Seeking joy and meaning in a joyless mind and meaningless existence

Wednesday, September 3, 2014

All the Rage

he knows that something somewhere has to break...
{The Police, "Synchronicity II"}

http://www.deviantart.com/art/Rage-Demon-349937496

I was just trying to help my mother with her new computer.  But between the piece of shit that is Windows 8 (how many fucking updates for how fucking long does it take?!?) and my father once again telling me my feelings were wrong*, I was boiling over with rage.  I'm four weeks sober now, and I've been grasping at the hope that soon soon SOON! I would finally have a rosier outlook on things.  That hope was the animation in my dead flesh that kept me putting one foot in front of the other.  But I'm just SO ANGRY all of the time and at the slightest provocation that I have to wonder if I'm headed for yet another nervous breakdown and truly fearful of what form it will take as it finally spills over and manifests.
 
(*I am in my 40's, and my parents are in their 70's.  And I have no excuse as why I still expect or seek their validation.)

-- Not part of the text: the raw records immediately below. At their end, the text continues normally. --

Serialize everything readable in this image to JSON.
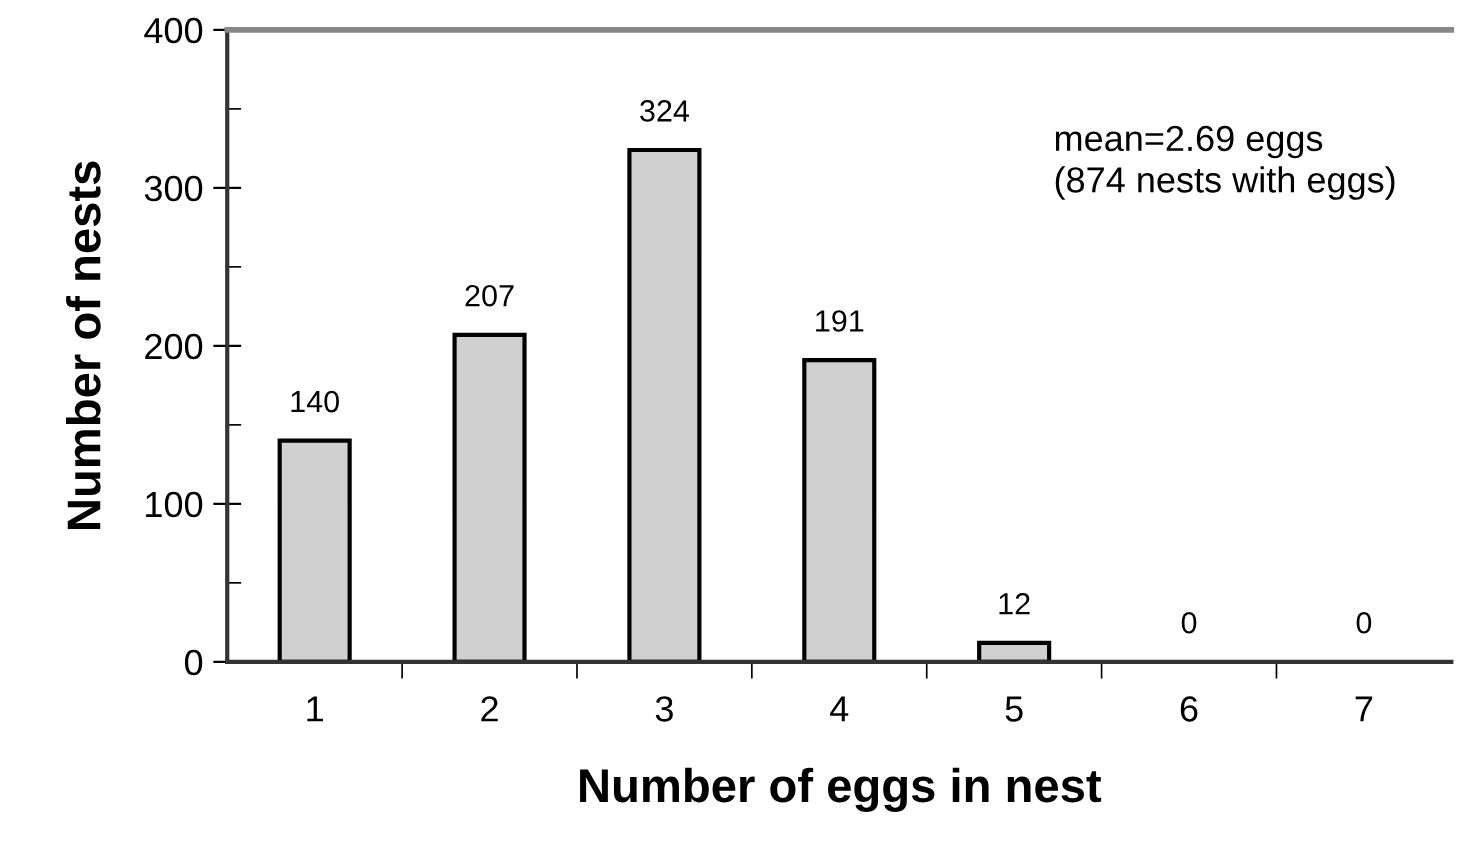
{
  "chart_data": {
    "type": "bar",
    "xlabel": "Number of eggs in nest",
    "ylabel": "Number of nests",
    "categories": [
      "1",
      "2",
      "3",
      "4",
      "5",
      "6",
      "7"
    ],
    "values": [
      140,
      207,
      324,
      191,
      12,
      0,
      0
    ],
    "color": "#d0d0d0",
    "data_labels": true,
    "ylim": [
      0,
      400
    ],
    "yticks": [
      0,
      100,
      200,
      300,
      400
    ],
    "grid": false,
    "legend": false,
    "annotations": [
      "mean=2.69 eggs\n(874 nests with eggs)"
    ]
  }
}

Tuesday, September 2, 2014

Zombie

What's in your head?
In your head?
Zombie, zombie, zombie

{The Cranberries, "Zombie"}

I'm just so depressed that I can barely shuffle myself forward, navigating the responsibilities of my day through sheer force of will.  (No joy...only obligations, only the expectations of others.)  After a long weekend of lonely depression...two relatively productive days in spite of it all until I abandoned all pretense of giving a shit yesterday.
 
How does anyone see life (animus pinned within decaying flesh) as anything but a curse?